Pan-Neuronal Expression of APL-1, an APP-Related Protein, Disrupts Olfactory, Gustatory, and Touch Plasticity in Caenorhabditis elegans

Patients with Alzheimer's disease show age-related cognitive decline. Postmortem autopsy of their brains shows the presence of large numbers of senile plaques, whose major component is the beta-amyloid peptide. The beta-amyloid peptide is a cleavage product of the amyloid precursor protein (APP). In addition to the neurodegeneration associated with beta-amyloid aggregation in Alzheimer's disease patients, mutations in APP in mammalian model organisms have also been shown to disrupt several behaviors independent of visible amyloid plaque formation. However, the pathways in which APP function are unknown and difficult to unravel in mammals. Here we show that pan-neuronal expression of APL-1, the Caenorhabditis elegans ortholog of APP, disrupts several behaviors, such as olfactory and gustatory learning behavior and touch habituation.

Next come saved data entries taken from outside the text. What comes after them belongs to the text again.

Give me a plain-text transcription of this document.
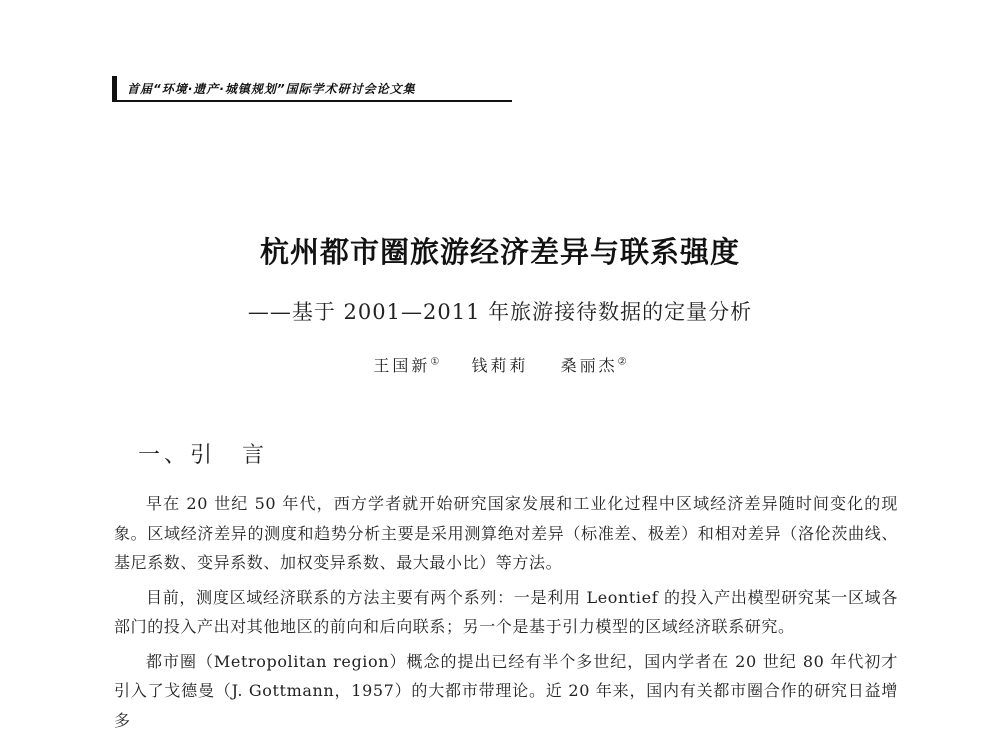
首届“环境·遗产·城镇规划”国际学术研讨会论文集
杭州都市圈旅游经济差异与联系强度
——基于 2001—2011 年旅游接待数据的定量分析
王国新① 钱莉莉 桑丽杰②
一、引　言

早在 20 世纪 50 年代，西方学者就开始研究国家发展和工业化过程中区域经济差异随时间变化的现象。区域经济差异的测度和趋势分析主要是采用测算绝对差异（标准差、极差）和相对差异（洛伦茨曲线、基尼系数、变异系数、加权变异系数、最大最小比）等方法。

目前，测度区域经济联系的方法主要有两个系列：一是利用 Leontief 的投入产出模型研究某一区域各部门的投入产出对其他地区的前向和后向联系；另一个是基于引力模型的区域经济联系研究。

都市圈（Metropolitan region）概念的提出已经有半个多世纪，国内学者在 20 世纪 80 年代初才引入了戈德曼（J. Gottmann，1957）的大都市带理论。近 20 年来，国内有关都市圈合作的研究日益增多
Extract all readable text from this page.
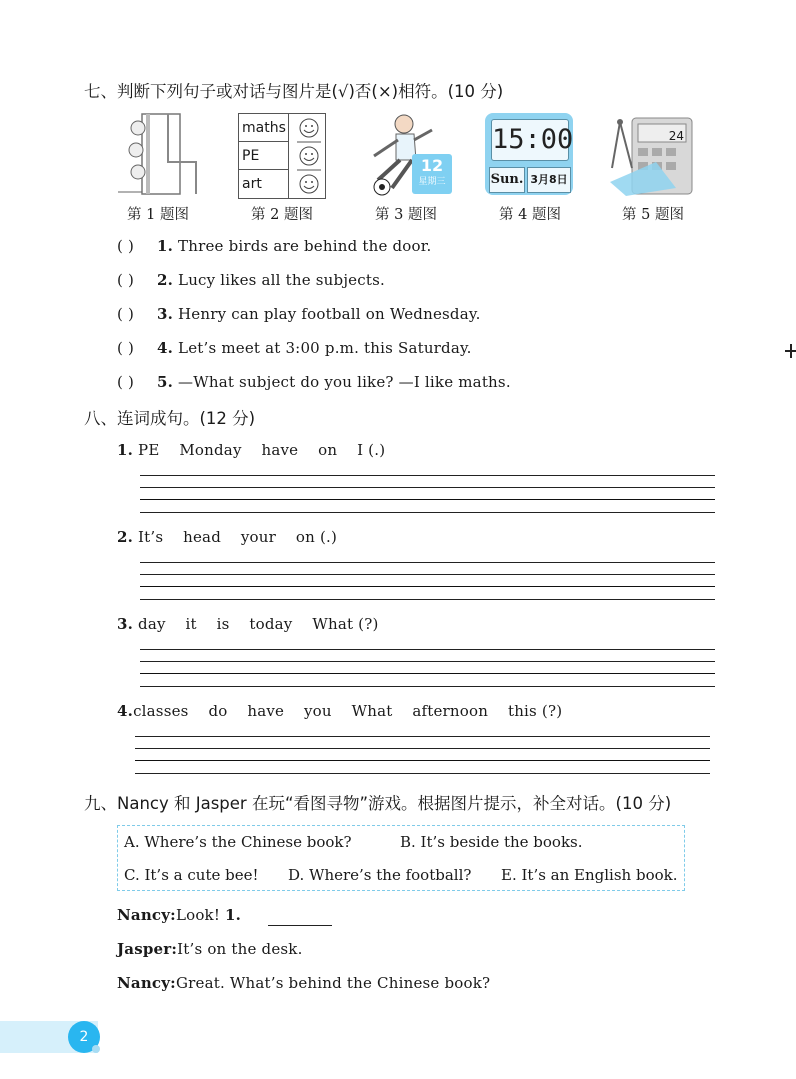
七、判断下列句子或对话与图片是(√)否(×)相符。(10 分)
maths
PE
art
12
星期三
15:00
Sun. 3月8日
24
第 1 题图	第 2 题图	第 3 题图	第 4 题图	第 5 题图
( ) 1. Three birds are behind the door.
( ) 2. Lucy likes all the subjects.
( ) 3. Henry can play football on Wednesday.
( ) 4. Let’s meet at 3:00 p.m. this Saturday.
( ) 5. —What subject do you like? —I like maths.
八、连词成句。(12 分)
1. PE    Monday    have    on    I (.)
2. It’s    head    your    on (.)
3. day    it    is    today    What (?)
4.classes    do    have    you    What    afternoon    this (?)
九、Nancy 和 Jasper 在玩“看图寻物”游戏。根据图片提示，补全对话。(10 分)
A. Where’s the Chinese book?	B. It’s beside the books.
C. It’s a cute bee! D. Where’s the football? E. It’s an English book.
Nancy:Look! 1.
Jasper:It’s on the desk.
Nancy:Great. What’s behind the Chinese book?
2
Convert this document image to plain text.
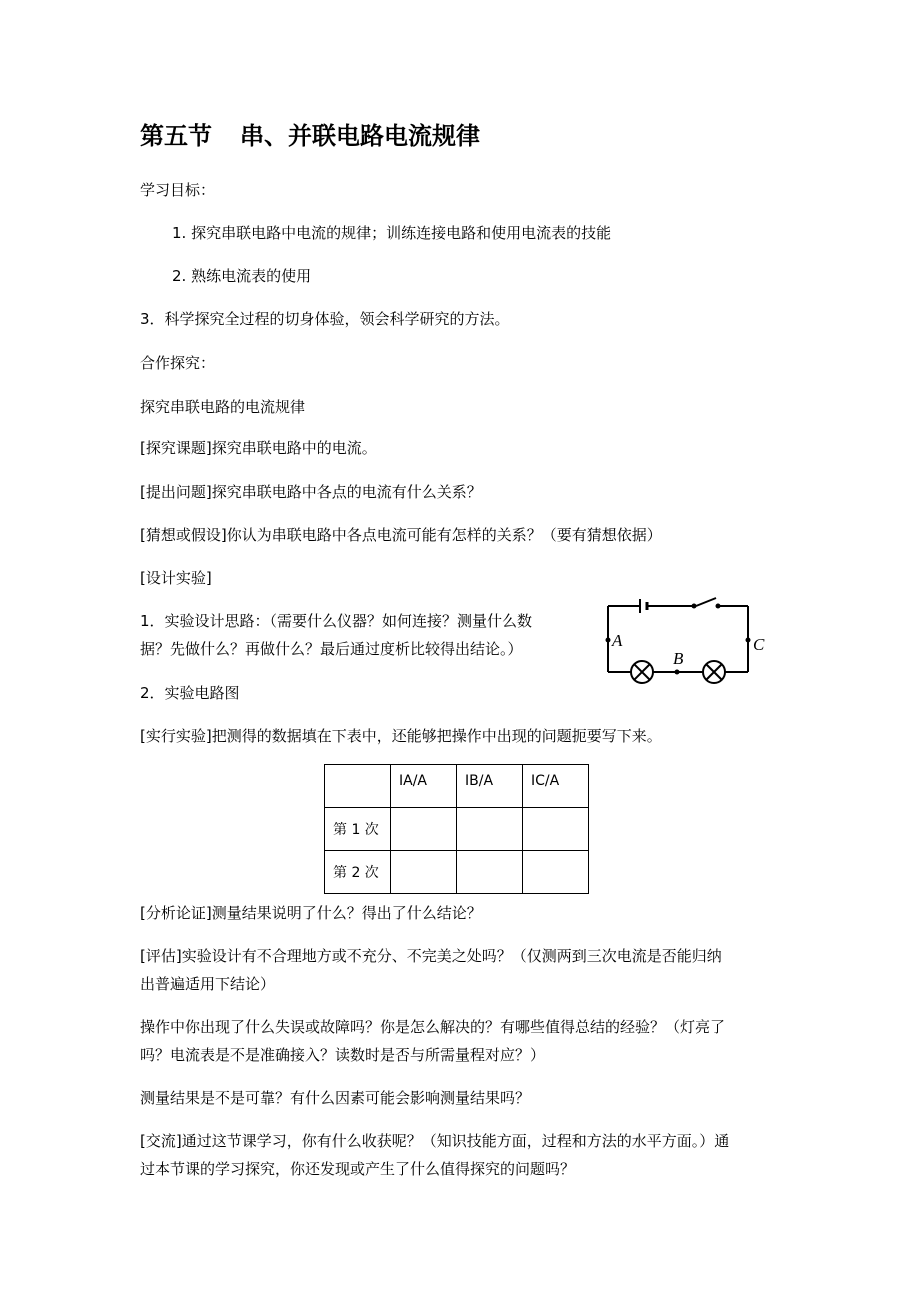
第五节 串、并联电路电流规律
学习目标：
1. 探究串联电路中电流的规律；训练连接电路和使用电流表的技能
2. 熟练电流表的使用
3．科学探究全过程的切身体验，领会科学研究的方法。
合作探究：
探究串联电路的电流规律
[探究课题]探究串联电路中的电流。
[提出问题]探究串联电路中各点的电流有什么关系？
[猜想或假设]你认为串联电路中各点电流可能有怎样的关系？（要有猜想依据）
[设计实验]
1．实验设计思路：（需要什么仪器？如何连接？测量什么数
据？先做什么？再做什么？最后通过度析比较得出结论。）
2．实验电路图
[实行实验]把测得的数据填在下表中，还能够把操作中出现的问题扼要写下来。
A
B
C
	IA/A	IB/A	IC/A
第 1 次			
第 2 次			
[分析论证]测量结果说明了什么？得出了什么结论？
[评估]实验设计有不合理地方或不充分、不完美之处吗？（仅测两到三次电流是否能归纳
出普遍适用下结论）
操作中你出现了什么失误或故障吗？你是怎么解决的？有哪些值得总结的经验？（灯亮了
吗？电流表是不是准确接入？读数时是否与所需量程对应？）
测量结果是不是可靠？有什么因素可能会影响测量结果吗？
[交流]通过这节课学习，你有什么收获呢？（知识技能方面，过程和方法的水平方面。）通
过本节课的学习探究，你还发现或产生了什么值得探究的问题吗？
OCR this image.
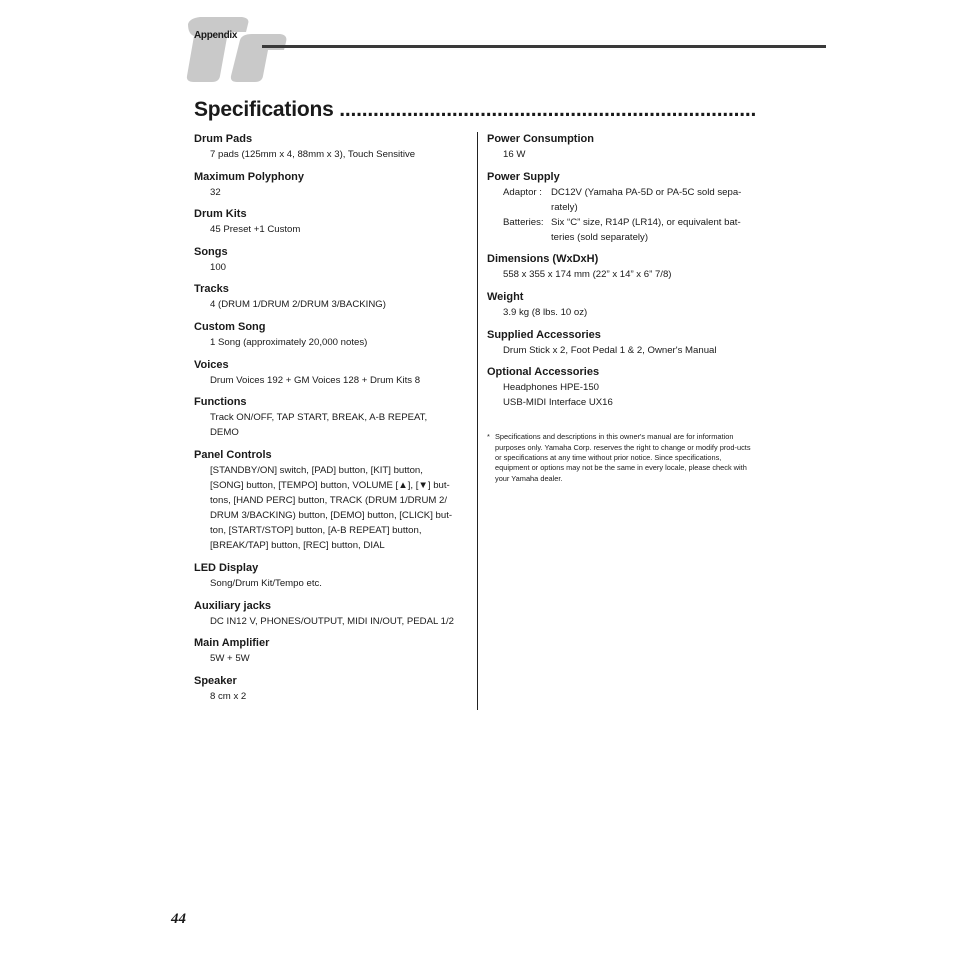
Appendix
Specifications ..........................................................................
Drum Pads
7 pads (125mm x 4, 88mm x 3), Touch Sensitive
Maximum Polyphony
32
Drum Kits
45 Preset +1 Custom
Songs
100
Tracks
4 (DRUM 1/DRUM 2/DRUM 3/BACKING)
Custom Song
1 Song (approximately 20,000 notes)
Voices
Drum Voices 192 + GM Voices 128 + Drum Kits 8
Functions
Track ON/OFF, TAP START, BREAK, A-B REPEAT,
DEMO
Panel Controls
[STANDBY/ON] switch, [PAD] button, [KIT] button,
[SONG] button, [TEMPO] button, VOLUME [▲], [▼] but-
tons, [HAND PERC] button, TRACK (DRUM 1/DRUM 2/
DRUM 3/BACKING) button, [DEMO] button, [CLICK] but-
ton, [START/STOP] button, [A-B REPEAT] button,
[BREAK/TAP] button, [REC] button, DIAL
LED Display
Song/Drum Kit/Tempo etc.
Auxiliary jacks
DC IN12 V, PHONES/OUTPUT, MIDI IN/OUT, PEDAL 1/2
Main Amplifier
5W + 5W
Speaker
8 cm x 2
Power Consumption
16 W
Power Supply
Adaptor : DC12V (Yamaha PA-5D or PA-5C sold sepa-rately)
Batteries: Six “C” size, R14P (LR14), or equivalent bat-teries (sold separately)
Dimensions (WxDxH)
558 x 355 x 174 mm (22” x 14” x 6” 7/8)
Weight
3.9 kg (8 lbs. 10 oz)
Supplied Accessories
Drum Stick x 2, Foot Pedal 1 & 2, Owner's Manual
Optional Accessories
Headphones HPE-150
USB-MIDI Interface UX16
* Specifications and descriptions in this owner's manual are for information purposes only. Yamaha Corp. reserves the right to change or modify prod-ucts or specifications at any time without prior notice. Since specifications, equipment or options may not be the same in every locale, please check with your Yamaha dealer.
44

These behaviors are mediated by distinct neural circuits, suggesting a broad impact of APL-1 on sensory plasticity in C. elegans. Furthermore, we found that disruption of these three behaviors requires activity of the TGF beta pathway and reduced activity of the insulin pathway. These results suggest pathways and molecular components that may underlie behavioral plasticity in mammals and in patients with Alzheimer's disease.